- Relator(a)
- Ministra Laurita Vaz
- Órgão julgador
- Sexta Turma
- Data do julgamento
- 10/10/2023
- Data de publicação
- 18/10/2023
STJ – Acórdão, Rel. Ministra Laurita Vaz, Sexta Turma, j. 10/10/2023, p. 18/10/2023
AGRAVO REGIMENTAL NO AGRAVO EM RECURSO ESPECIAL. PENAL. PROCESSUAL PENAL. ROUBO DUPLAMENTE MAJORADO E RECEPTAÇÃO. PLEITO DE ABSOLVIÇÃO POR VÍCIO NO RECONHECIMENTO DO RÉU EM DESCONFORMIDADE COM O PREVISTO NO ART. 226 DO CPP. INOCORRÊNCIA. CONDENAÇÃO FIRMADA EM OUTRAS PROVAS INDEPENDENTES E CORROBORADAS EM JUÍZO. CONCURSO DE AGENTES. INVERSÃO DO JULGADO. INCIDÊNCIA DA SÚMULA N. 7/STJ. UTILIZAÇÃO DE CAUSA DE AUMENTO SOBEJANTE PARA EXASPERAR A PENA-BASE. POSSIBILIDADE. AGRAVO REGIMENTAL PARCIALMENTE CONHECIDO E, NESSA EXTENSÃO, DESPROVIDO. 1. As conclusões da decisão agravada não impugnadas nas razões do agravo regimental atraem a incidência da preclusão. 2. In casu, não há falar em afronta ao art. 226 do CPP, pois, para além do reconhecimento que, segundo alega a Defesa, não teria seguido o comando normativo prescrito no citado dispositivo legal, existem outras provas independentes quanto à autoria dos crimes imputados, e tais elementos probantes foram corroborados em juízo. 3. As instâncias de origem não fundamentaram a condenação apenas no reconhecimento efetuado pelas Vítimas, existindo outros elementos probantes a alicerçar o édito condenatório, quais sejam, os depoimentos , em juízo, dos Ofendidos, dos policiais que participaram da ocorrência e do Corréu, bem como o fato de que o Acusado foi preso na posse direta dos bens subtraídos. 4. A inversão do julgado, de maneira a prevalecer as teses de que não existem outras provas idôneas e independentes a comprovar a autoria dos delitos, bem como de que não foi comprovado o concurso de agentes, demandaria nova incursão nas provas e fatos que instruem o caderno processual, o que encontra óbice na Súmula n. 7/STJ. 5. O entendimento desta Corte Superior de Justiça está fixado no sentido de que, "na hipótese de existir mais de uma causa de aumento no crime de roubo, poderá ser valorada uma(s) como circunstância judicial desfavorável e outra(s) como majorante na terceira fase da dosimetria, para justificarem a elevação da pena, sem que haja qualquer ofensa ao critério trifásico" (AgRg no AREsp 1.237.603/MS, Rel.
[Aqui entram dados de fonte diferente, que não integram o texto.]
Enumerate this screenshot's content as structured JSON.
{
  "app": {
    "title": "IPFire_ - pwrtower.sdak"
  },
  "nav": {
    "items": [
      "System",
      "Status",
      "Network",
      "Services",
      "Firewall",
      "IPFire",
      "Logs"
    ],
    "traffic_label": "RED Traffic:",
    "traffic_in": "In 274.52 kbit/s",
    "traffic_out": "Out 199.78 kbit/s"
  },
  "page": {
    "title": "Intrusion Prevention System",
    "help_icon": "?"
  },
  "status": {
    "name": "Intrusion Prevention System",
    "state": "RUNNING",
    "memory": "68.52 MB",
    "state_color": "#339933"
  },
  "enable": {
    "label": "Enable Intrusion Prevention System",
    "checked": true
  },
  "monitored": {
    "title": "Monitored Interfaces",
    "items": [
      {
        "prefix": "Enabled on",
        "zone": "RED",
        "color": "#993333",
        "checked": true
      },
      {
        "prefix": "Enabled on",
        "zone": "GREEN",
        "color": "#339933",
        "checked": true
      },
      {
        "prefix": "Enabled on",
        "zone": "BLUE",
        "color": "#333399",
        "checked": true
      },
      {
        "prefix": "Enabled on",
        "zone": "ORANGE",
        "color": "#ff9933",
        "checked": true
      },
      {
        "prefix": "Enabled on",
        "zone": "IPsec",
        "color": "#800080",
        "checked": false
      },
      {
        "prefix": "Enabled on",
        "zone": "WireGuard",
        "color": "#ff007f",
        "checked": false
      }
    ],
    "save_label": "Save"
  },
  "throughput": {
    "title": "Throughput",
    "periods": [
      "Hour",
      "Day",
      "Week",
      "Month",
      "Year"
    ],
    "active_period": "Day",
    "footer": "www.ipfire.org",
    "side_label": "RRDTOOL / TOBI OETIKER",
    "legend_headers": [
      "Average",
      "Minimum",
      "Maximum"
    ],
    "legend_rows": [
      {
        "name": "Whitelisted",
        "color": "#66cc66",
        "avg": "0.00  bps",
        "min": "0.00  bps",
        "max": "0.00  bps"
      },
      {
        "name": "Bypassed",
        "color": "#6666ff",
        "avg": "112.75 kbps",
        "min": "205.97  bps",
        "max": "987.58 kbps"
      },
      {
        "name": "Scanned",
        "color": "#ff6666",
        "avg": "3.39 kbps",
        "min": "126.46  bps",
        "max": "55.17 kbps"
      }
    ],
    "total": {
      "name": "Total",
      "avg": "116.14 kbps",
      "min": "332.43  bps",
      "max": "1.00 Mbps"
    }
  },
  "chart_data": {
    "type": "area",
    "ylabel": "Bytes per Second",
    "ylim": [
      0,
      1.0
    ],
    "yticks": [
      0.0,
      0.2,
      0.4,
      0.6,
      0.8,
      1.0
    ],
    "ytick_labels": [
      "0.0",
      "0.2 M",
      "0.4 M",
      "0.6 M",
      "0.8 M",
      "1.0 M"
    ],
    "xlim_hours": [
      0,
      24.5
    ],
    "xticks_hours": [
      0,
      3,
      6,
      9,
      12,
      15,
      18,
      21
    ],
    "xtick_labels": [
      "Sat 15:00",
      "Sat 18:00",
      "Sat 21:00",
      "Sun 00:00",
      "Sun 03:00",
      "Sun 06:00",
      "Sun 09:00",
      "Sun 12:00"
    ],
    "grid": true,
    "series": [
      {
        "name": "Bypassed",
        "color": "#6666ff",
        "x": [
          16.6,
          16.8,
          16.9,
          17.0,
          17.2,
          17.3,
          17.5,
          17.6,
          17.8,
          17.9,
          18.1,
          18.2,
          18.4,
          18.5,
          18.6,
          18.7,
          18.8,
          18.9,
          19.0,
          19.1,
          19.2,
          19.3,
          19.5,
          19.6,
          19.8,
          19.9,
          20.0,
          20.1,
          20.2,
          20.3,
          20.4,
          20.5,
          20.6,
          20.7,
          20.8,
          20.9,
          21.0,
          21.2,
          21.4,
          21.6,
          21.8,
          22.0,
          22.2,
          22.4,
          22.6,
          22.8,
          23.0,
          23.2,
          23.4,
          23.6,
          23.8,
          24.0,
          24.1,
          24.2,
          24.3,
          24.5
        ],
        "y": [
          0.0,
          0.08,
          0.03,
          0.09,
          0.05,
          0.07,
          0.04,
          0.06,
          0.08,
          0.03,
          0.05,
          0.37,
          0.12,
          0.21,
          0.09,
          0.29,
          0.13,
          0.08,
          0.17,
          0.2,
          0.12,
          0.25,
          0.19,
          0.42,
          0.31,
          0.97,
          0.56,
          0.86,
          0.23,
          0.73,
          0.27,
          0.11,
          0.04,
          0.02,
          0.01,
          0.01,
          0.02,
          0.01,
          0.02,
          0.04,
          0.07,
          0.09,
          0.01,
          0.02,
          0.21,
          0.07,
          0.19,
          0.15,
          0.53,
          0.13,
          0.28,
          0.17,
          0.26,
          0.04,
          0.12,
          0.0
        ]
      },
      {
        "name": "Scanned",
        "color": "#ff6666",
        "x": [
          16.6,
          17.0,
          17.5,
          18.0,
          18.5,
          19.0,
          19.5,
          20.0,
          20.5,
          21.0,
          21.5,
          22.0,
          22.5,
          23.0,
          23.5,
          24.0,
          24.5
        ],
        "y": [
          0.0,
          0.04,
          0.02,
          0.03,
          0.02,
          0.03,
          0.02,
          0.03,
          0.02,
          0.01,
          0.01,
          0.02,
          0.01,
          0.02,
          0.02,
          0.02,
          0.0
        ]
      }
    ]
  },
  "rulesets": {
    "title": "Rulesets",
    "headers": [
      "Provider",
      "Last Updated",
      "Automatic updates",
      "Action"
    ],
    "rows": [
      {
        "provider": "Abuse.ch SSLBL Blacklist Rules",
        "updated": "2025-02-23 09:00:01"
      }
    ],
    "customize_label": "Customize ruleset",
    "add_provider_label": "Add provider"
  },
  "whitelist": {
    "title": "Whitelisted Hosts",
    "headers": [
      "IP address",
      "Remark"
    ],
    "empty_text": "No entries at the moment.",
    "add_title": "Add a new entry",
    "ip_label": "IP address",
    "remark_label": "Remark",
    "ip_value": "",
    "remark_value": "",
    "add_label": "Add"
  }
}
Ministro RIBEIRO DANTAS, QUINTA TURMA, julgado em 21/06/2018, DJe 28/06/2018). 6. Agravo regimental parcialmente conhecido e, nessa extensão, desprovido. (AgRg no AREsp n. 2.256.874/TO, relatora Ministra Laurita Vaz, Sexta Turma, julgado em 10/10/2023, DJe de 18/10/2023.)